With many software stacks, inducing amnesia in the base of the stack (the Solaris OS) might not be sufficient. It is important to keep in mind that some or all applications or slabs might need to have amnesia induced.
A software stack containing such applications might require additional work to remove traces of the master system's identity before the system is cloned. A list of items to consider are:
Configuration files. Some applications store their configuration information in files that might not be cleared by the sys-unconfig command. Of particular note are configuration files that contain authentication or authorization information.

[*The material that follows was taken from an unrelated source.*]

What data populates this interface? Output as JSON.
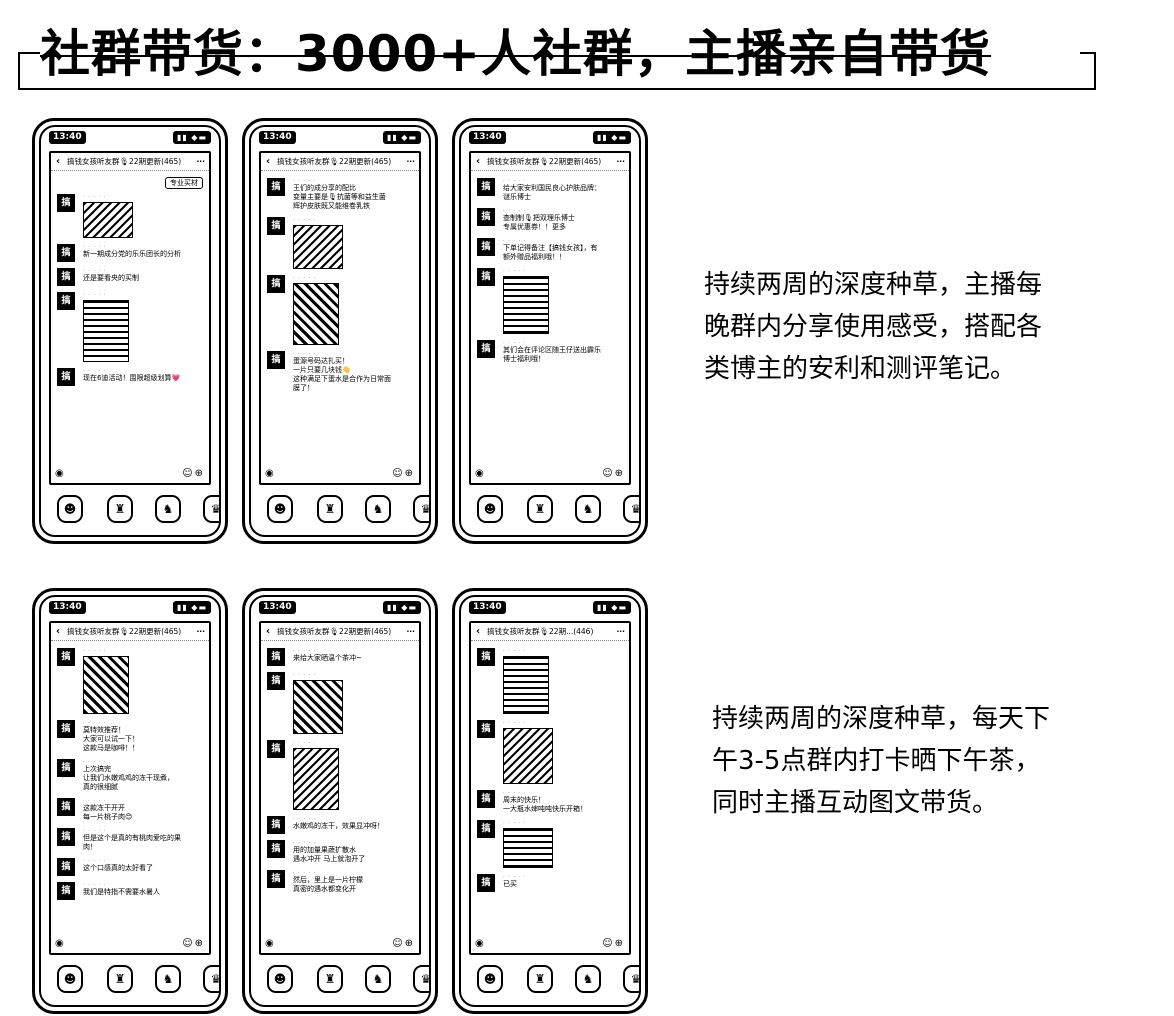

Log files. Often, applications write identifying information to log files. This might include host names, Internet Protocol (IP) addresses, user names, and so on. Clean these files to ensure that the clone system does not have log records from the master system. Examples of log files include:
/var/adm/lastlog
/var/adm/messages.*
/var/adm/sulog
State files. Some applications might retain state information in files. These might include files used to flag events or configuration files. If application state information is retained in files, reconcile these files on the master system prior to cloning the system.
Backup files. Some applications that modify files create backup copies of the files before modifying them. For example, the useradd(1m) command creates backup copies of the /etc/passwd and /etc/shadow files. If these backup files exist, and if they contain information that identifies the master system, reconcile them.
Temporary files. Some applications create temporary files that are intended to be persistent across reboots. These files can be placed in spool directories or in application-specific directories. In particular, exclude or empty the /var/tmp directory from the software stack.
Queue files. Some applications copy files or data to a queue directory. Examples include the sendmail(1m) file and the Solaris OE print service. These queue directories are not cleared by sys-unconfig. Clear these directories of data files before creating the integrated stack.
Mail subsystem files. The sys-unconfig command does not clear the /var/mail directory or user mail files therein. Clear the user mail files from this directory before cloning the system.
System accounting information. System accounting information might not be cleared by the sys-unconfig command. If this is the case, clear the accounting data from the system accounting directory (typically /var/adm/sa) before creating the integrated stack.
It is also important to keep in mind that if any locally developed applications or tools utilize any of the preceding file types, those files must also be cleaned. To help enable locally developed system applications and tools to automatically clean-up after themselves on a reconfiguration boot, register them with the sysidconfig command. Please consult the sysidconfig(1m) man page for details about registering applications.